It's lights out at the celebrated Large Hadron Collider. The world's most powerful particle accelerator has shut down for a two-year hiatus, CERN officials announced Thursday in a news release.
During the break, dubbed "Long Shutdown 1," the atom smasher is expected to be repaired and upgraded in an effort to prepare the machine for operating at higher energy.
“There is a great deal of consolidation work to do on CERN’s whole accelerator complex, as well as the LHC itself,” Steve Myers, CERN’s director for accelerators and technology, said in the release. “We’ll essentially be rebuilding the interconnections between LHC magnets."
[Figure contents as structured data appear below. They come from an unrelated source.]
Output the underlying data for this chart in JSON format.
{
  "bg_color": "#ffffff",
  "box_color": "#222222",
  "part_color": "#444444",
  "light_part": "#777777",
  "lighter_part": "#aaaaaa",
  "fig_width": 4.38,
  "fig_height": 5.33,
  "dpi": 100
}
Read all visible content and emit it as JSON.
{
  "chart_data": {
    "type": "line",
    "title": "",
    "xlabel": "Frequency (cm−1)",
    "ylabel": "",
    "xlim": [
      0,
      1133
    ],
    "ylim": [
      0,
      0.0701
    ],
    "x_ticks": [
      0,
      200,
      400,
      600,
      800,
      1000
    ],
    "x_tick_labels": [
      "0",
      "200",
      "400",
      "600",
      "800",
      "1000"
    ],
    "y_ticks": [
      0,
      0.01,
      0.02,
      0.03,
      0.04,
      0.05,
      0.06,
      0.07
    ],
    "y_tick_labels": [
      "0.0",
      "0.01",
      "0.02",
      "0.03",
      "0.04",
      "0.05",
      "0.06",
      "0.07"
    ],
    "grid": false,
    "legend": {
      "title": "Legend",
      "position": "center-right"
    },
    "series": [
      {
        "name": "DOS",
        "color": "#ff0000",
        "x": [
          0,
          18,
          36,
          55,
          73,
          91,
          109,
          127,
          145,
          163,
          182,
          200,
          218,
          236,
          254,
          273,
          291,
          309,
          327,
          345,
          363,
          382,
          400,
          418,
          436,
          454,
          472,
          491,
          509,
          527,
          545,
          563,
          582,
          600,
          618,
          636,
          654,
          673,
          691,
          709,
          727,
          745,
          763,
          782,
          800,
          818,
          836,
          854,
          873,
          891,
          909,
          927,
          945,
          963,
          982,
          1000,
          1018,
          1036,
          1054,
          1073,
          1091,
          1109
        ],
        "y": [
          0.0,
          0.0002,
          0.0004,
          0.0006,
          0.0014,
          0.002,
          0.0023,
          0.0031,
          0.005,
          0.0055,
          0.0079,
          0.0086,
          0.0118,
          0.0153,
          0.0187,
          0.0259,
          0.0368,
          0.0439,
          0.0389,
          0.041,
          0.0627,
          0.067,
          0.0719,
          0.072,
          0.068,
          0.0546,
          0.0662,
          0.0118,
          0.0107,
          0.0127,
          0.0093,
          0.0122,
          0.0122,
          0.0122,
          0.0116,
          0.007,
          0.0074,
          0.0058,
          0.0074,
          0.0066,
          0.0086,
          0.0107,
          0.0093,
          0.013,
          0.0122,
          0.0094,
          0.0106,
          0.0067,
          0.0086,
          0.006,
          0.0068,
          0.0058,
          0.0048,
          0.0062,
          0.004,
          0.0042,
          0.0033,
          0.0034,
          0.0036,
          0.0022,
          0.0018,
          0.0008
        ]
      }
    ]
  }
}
The LHC is housed at the European Center for Nuclear Research (CERN), and gained much attention last year for identifying a particle believed to be the Higgs boson. But scientists suggest the machine has yet to reach its full potential.
"We have been running successfully," University of Oxford physicist Tony Weidberg, who works on the LHC's Atlas detector, told BBC News, "but only at half the maximum energy, because we can only safely run the magnets at half the design current."
The collider is scheduled to resume running in 2015, with the rest of the CERN complex slated to start up again in the second half of 2014.
“We have every reason to be very satisfied with the LHC’s first three years,” CERN Director-General Rolf Heuer said in the release. “The machine, the experiments, the computing facilities and all infrastructures behaved brilliantly, and we have a major scientific discovery in our pocket.”